Dear Commons Community,
Eight lawsuits have been filed in federal court in Manhattan over the past two weeks, most recently against Hofstra University on Long Island on Oct. 4. In each case, lawyers for Emanuel Delacruz, who is blind, charged that the college’s website is inaccessible to their plaintiff and therefore in violation of the Americans With Disabilities Act. As reported by the New York Times:
“The filings are part of a growing number of actions involving accessibility and the internet. The federal law requires that public accommodations be accessible to those with disabilities, and legal battles have long revolved around physical spaces and therefore physical solutions, such as elevators or wheelchair ramps. Now, advocates and lawyers argue, websites are also public spaces and need to be accessible, with things like captions or audio descriptions.
Since January 2015, at least 751 lawsuits have been filed over the issue. The vast majority have focused on retailers and restaurants, according to a legal blog that tracks such suits. Only seven of the suits have been directed at academic websites. Mr. Delacruz’s suits alone doubled that count. And another website, which includes not only lawsuits but also government investigations into web or technological accessibility, lists 37 schools that have been accused of noncompliance with disability law.
Advocates for the deaf sued Harvard and M.I.T. in 2015 for failing to caption online lectures, courses and other educational materials. In 2016, after a complaint by two deaf people, the Department of Justice’s civil rights division found the University of California, Berkeley, had violated disability law by not providing the appropriate accommodations for its own free video lectures and podcasts.
“As more and more students are aware of their rights, and as websites have become so much of what universities now focus on, in their marketing materials for example, it’s not surprising to me that there will be an increase in these types of lawsuits,” said Arlene Kanter, director of the Disability Law and Policy Program at Syracuse University’s law school.
Whether the plaintiffs will prevail is unclear.
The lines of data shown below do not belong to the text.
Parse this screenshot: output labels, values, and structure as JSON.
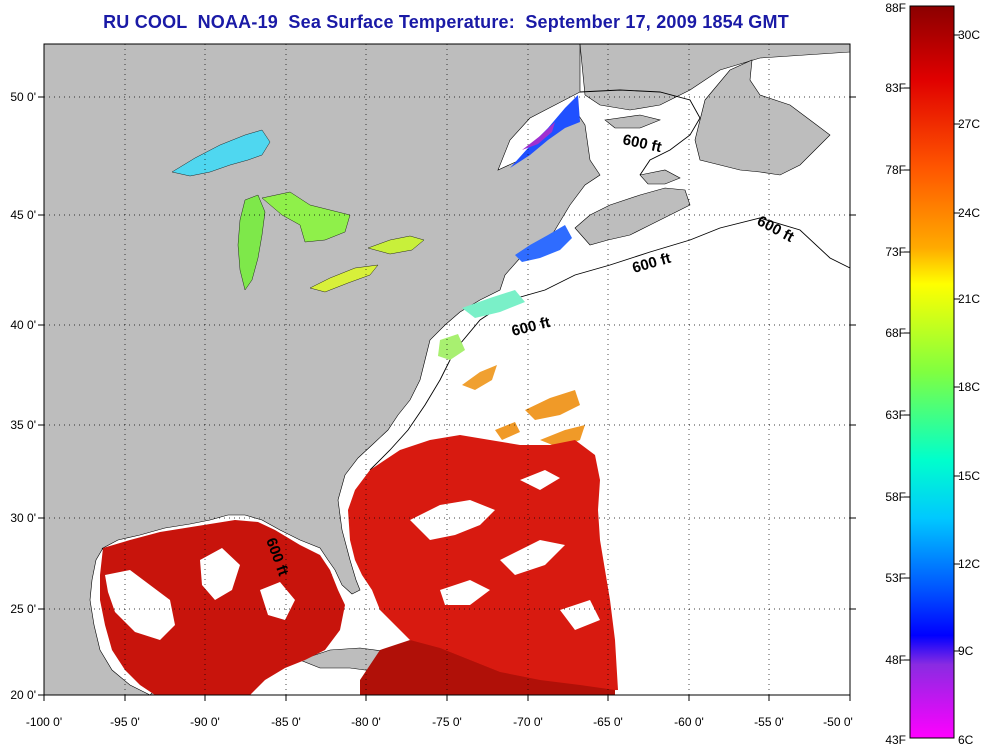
{
  "title": "RU COOL  NOAA-19  Sea Surface Temperature:  September 17, 2009 1854 GMT",
  "map": {
    "lon_ticks": [
      "-100 0'",
      "-95 0'",
      "-90 0'",
      "-85 0'",
      "-80 0'",
      "-75 0'",
      "-70 0'",
      "-65 0'",
      "-60 0'",
      "-55 0'",
      "-50 0'"
    ],
    "lat_ticks": [
      "50 0'",
      "45 0'",
      "40 0'",
      "35 0'",
      "30 0'",
      "25 0'",
      "20 0'"
    ],
    "contour_labels": [
      "600 ft",
      "600 ft",
      "600 ft",
      "600 ft",
      "600 ft"
    ],
    "land_color": "#bdbdbd",
    "ocean_color": "#ffffff"
  },
  "colorbar": {
    "fahrenheit_labels": [
      "88F",
      "83F",
      "78F",
      "73F",
      "68F",
      "63F",
      "58F",
      "53F",
      "48F",
      "43F"
    ],
    "celsius_labels": [
      "30C",
      "27C",
      "24C",
      "21C",
      "18C",
      "15C",
      "12C",
      "9C",
      "6C"
    ],
    "colors": [
      "#8b0000",
      "#ff0000",
      "#ff8c00",
      "#ffff00",
      "#7cfc00",
      "#00ffff",
      "#0000ff",
      "#8a2be2",
      "#ff00ff"
    ]
  }
}
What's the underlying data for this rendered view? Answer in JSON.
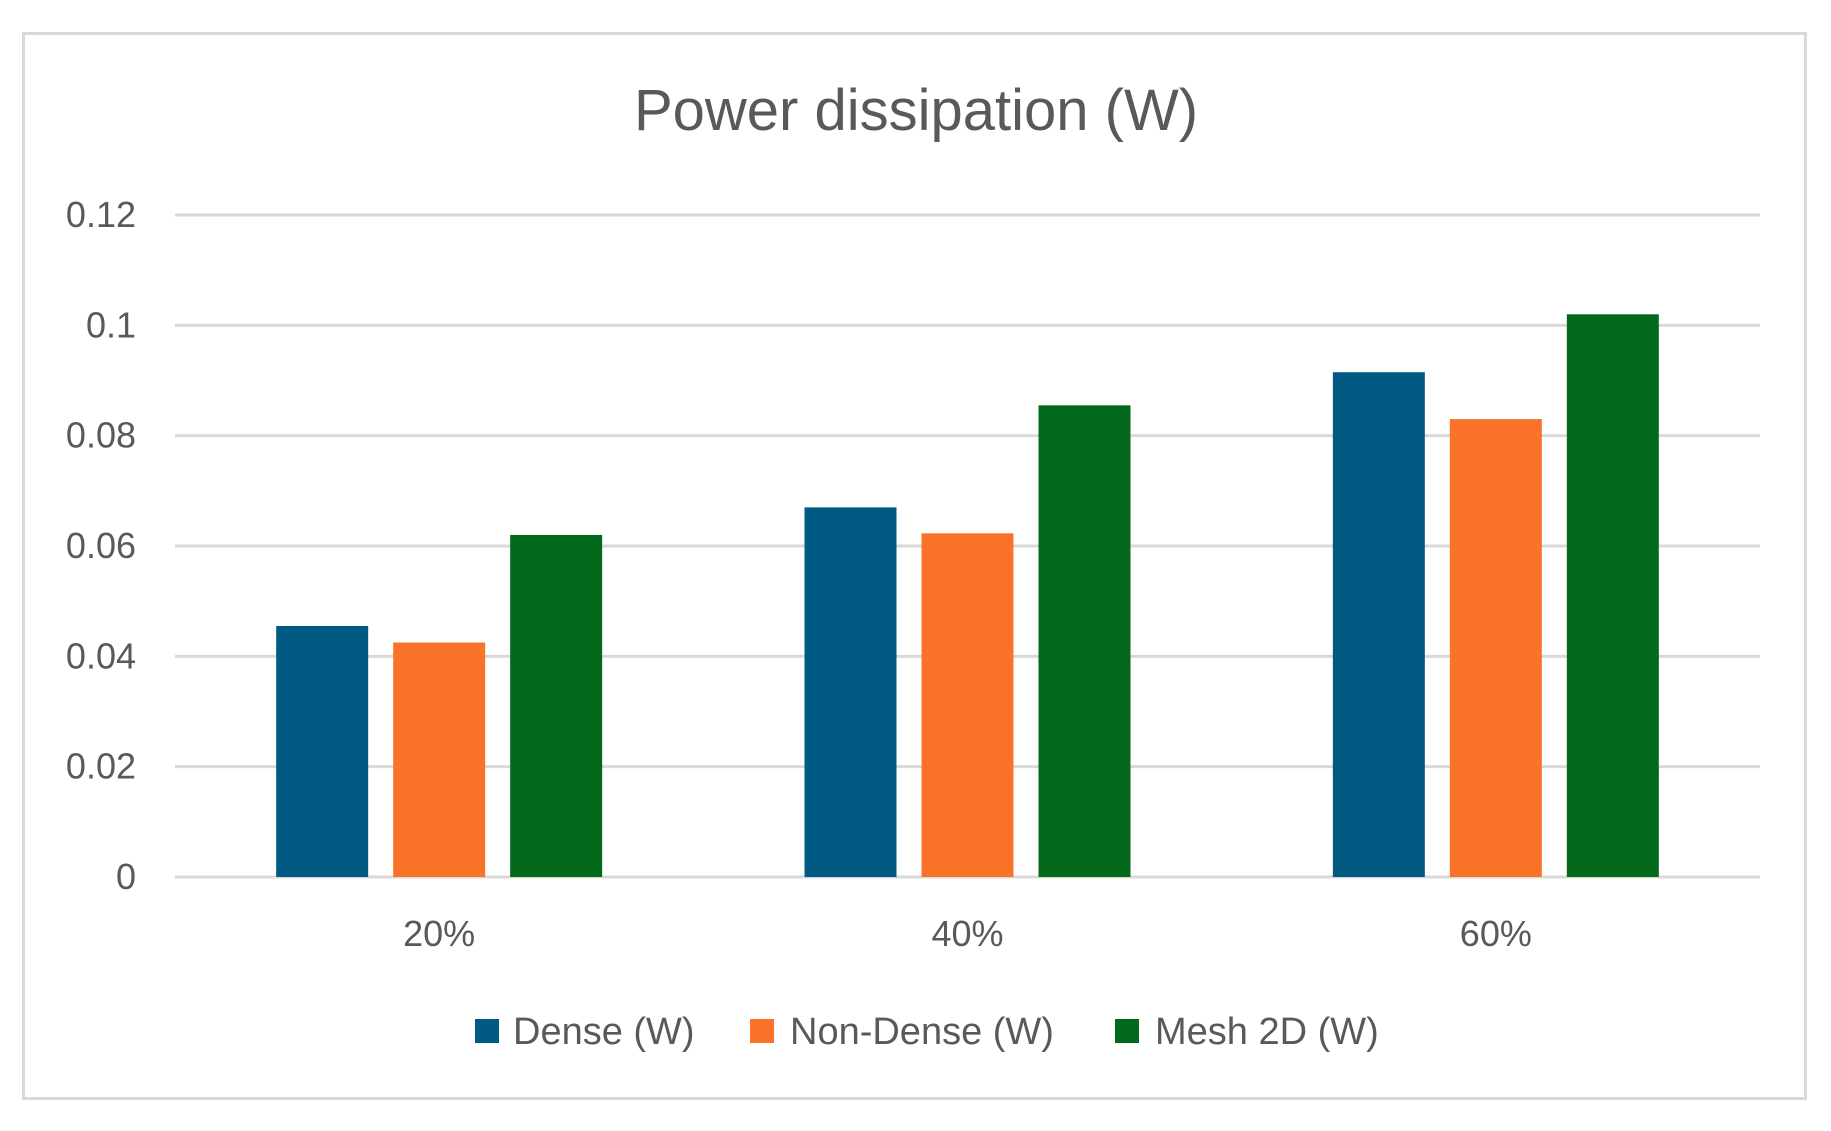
{
  "chart_data": {
    "type": "bar",
    "title": "Power dissipation (W)",
    "xlabel": "",
    "ylabel": "",
    "categories": [
      "20%",
      "40%",
      "60%"
    ],
    "series": [
      {
        "name": "Dense (W)",
        "color": "#005a82",
        "values": [
          0.0455,
          0.067,
          0.0915
        ]
      },
      {
        "name": "Non-Dense (W)",
        "color": "#fb7229",
        "values": [
          0.0425,
          0.0623,
          0.083
        ]
      },
      {
        "name": "Mesh 2D (W)",
        "color": "#03691a",
        "values": [
          0.062,
          0.0855,
          0.102
        ]
      }
    ],
    "ylim": [
      0,
      0.12
    ],
    "yticks": [
      "0",
      "0.02",
      "0.04",
      "0.06",
      "0.08",
      "0.1",
      "0.12"
    ],
    "ytick_values": [
      0,
      0.02,
      0.04,
      0.06,
      0.08,
      0.1,
      0.12
    ],
    "grid": true,
    "grid_color": "#d9d9d9",
    "legend_position": "bottom"
  }
}
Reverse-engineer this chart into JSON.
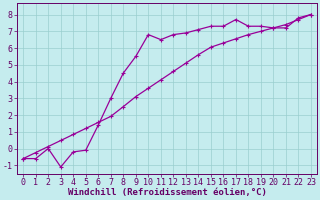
{
  "title": "",
  "xlabel": "Windchill (Refroidissement éolien,°C)",
  "ylabel": "",
  "bg_color": "#c5ecee",
  "grid_color": "#9acfcf",
  "line_color": "#990099",
  "spine_color": "#660066",
  "xlim": [
    -0.5,
    23.5
  ],
  "ylim": [
    -1.5,
    8.7
  ],
  "xticks": [
    0,
    1,
    2,
    3,
    4,
    5,
    6,
    7,
    8,
    9,
    10,
    11,
    12,
    13,
    14,
    15,
    16,
    17,
    18,
    19,
    20,
    21,
    22,
    23
  ],
  "yticks": [
    -1,
    0,
    1,
    2,
    3,
    4,
    5,
    6,
    7,
    8
  ],
  "line1_x": [
    0,
    1,
    2,
    3,
    4,
    5,
    6,
    7,
    8,
    9,
    10,
    11,
    12,
    13,
    14,
    15,
    16,
    17,
    18,
    19,
    20,
    21,
    22,
    23
  ],
  "line1_y": [
    -0.6,
    -0.6,
    0.0,
    -1.1,
    -0.2,
    -0.1,
    1.4,
    3.0,
    4.5,
    5.5,
    6.8,
    6.5,
    6.8,
    6.9,
    7.1,
    7.3,
    7.3,
    7.7,
    7.3,
    7.3,
    7.2,
    7.2,
    7.8,
    8.0
  ],
  "line2_x": [
    0,
    1,
    2,
    3,
    4,
    5,
    6,
    7,
    8,
    9,
    10,
    11,
    12,
    13,
    14,
    15,
    16,
    17,
    18,
    19,
    20,
    21,
    22,
    23
  ],
  "line2_y": [
    -0.6,
    -0.24,
    0.12,
    0.48,
    0.84,
    1.2,
    1.56,
    1.92,
    2.5,
    3.1,
    3.6,
    4.1,
    4.6,
    5.1,
    5.6,
    6.05,
    6.3,
    6.55,
    6.8,
    7.0,
    7.2,
    7.4,
    7.7,
    8.0
  ],
  "xlabel_fontsize": 6.5,
  "tick_fontsize": 6.0,
  "linewidth": 0.9,
  "markersize": 2.5,
  "marker": "+"
}
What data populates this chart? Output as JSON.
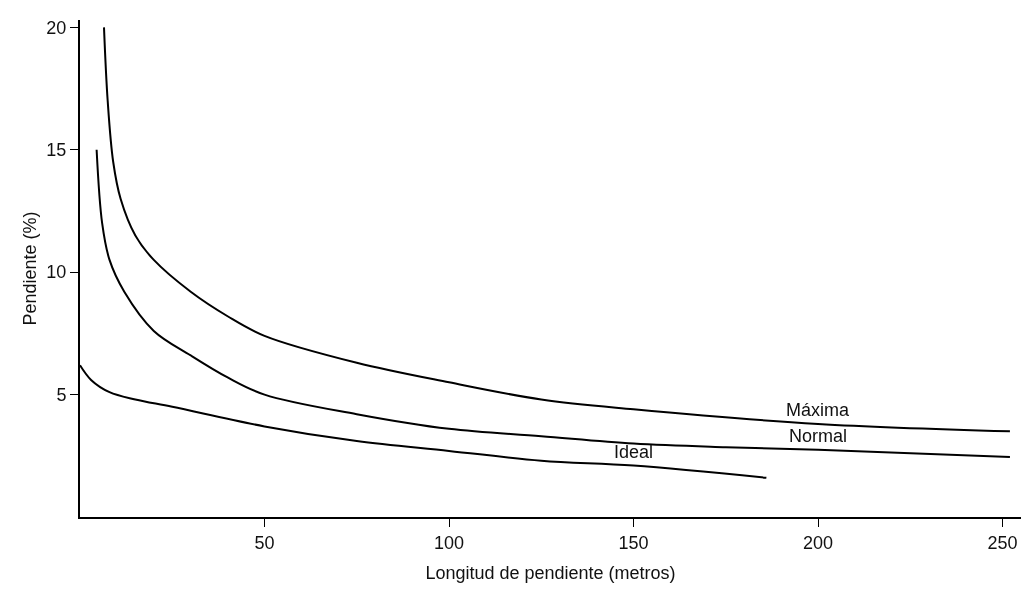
{
  "chart_data": {
    "type": "line",
    "xlabel": "Longitud de pendiente (metros)",
    "ylabel": "Pendiente (%)",
    "xlim": [
      0,
      255
    ],
    "ylim": [
      0,
      20.3
    ],
    "xticks": [
      50,
      100,
      150,
      200,
      250
    ],
    "yticks": [
      5,
      10,
      15,
      20
    ],
    "legend": false,
    "marker": "none",
    "line_style": "solid",
    "series": [
      {
        "name": "Máxima",
        "color": "#000000",
        "x": [
          6.5,
          7.5,
          9,
          11,
          15,
          20,
          30,
          40,
          50,
          75,
          100,
          125,
          150,
          200,
          252
        ],
        "values": [
          20,
          17,
          14.5,
          13,
          11.5,
          10.5,
          9.2,
          8.2,
          7.4,
          6.3,
          5.5,
          4.8,
          4.4,
          3.8,
          3.5
        ]
      },
      {
        "name": "Normal",
        "color": "#000000",
        "x": [
          4.5,
          6,
          8,
          12,
          20,
          30,
          40,
          50,
          75,
          100,
          125,
          150,
          175,
          200,
          252
        ],
        "values": [
          15,
          12,
          10.5,
          9.2,
          7.6,
          6.6,
          5.7,
          5.0,
          4.2,
          3.6,
          3.3,
          3.0,
          2.85,
          2.75,
          2.45
        ]
      },
      {
        "name": "Ideal",
        "color": "#000000",
        "x": [
          0,
          3,
          8,
          15,
          25,
          50,
          75,
          100,
          125,
          150,
          186
        ],
        "values": [
          6.2,
          5.6,
          5.1,
          4.8,
          4.5,
          3.7,
          3.1,
          2.7,
          2.3,
          2.1,
          1.6
        ]
      }
    ]
  }
}
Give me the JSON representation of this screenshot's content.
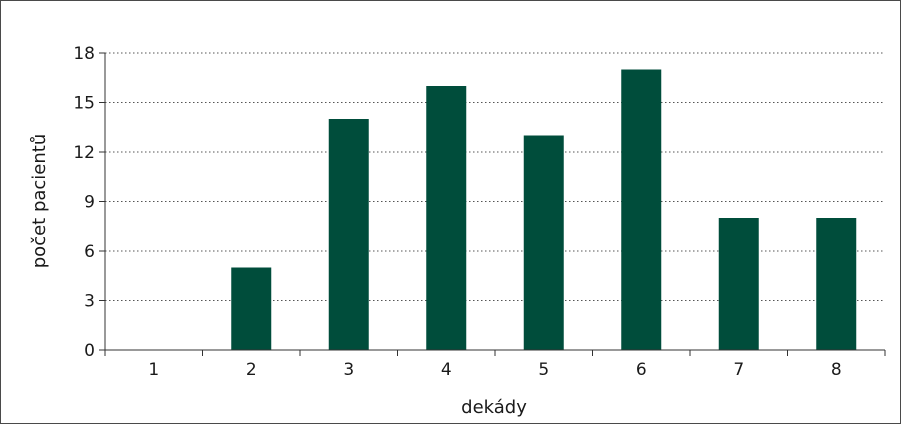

The Americans With Disabilities Act, written in 1990, makes no mention of the Internet. The Department of Justice, which enforces the act, has issued guidelines about web accessibility but no formal regulations on how to achieve it — and they seem unlikely to materialize soon, after the federal government in July placed web regulations on its list of “inactive” agenda items.”
If the plaintiff prevails in these cases, colleges will have to do a lot of retooling on all of their web activities.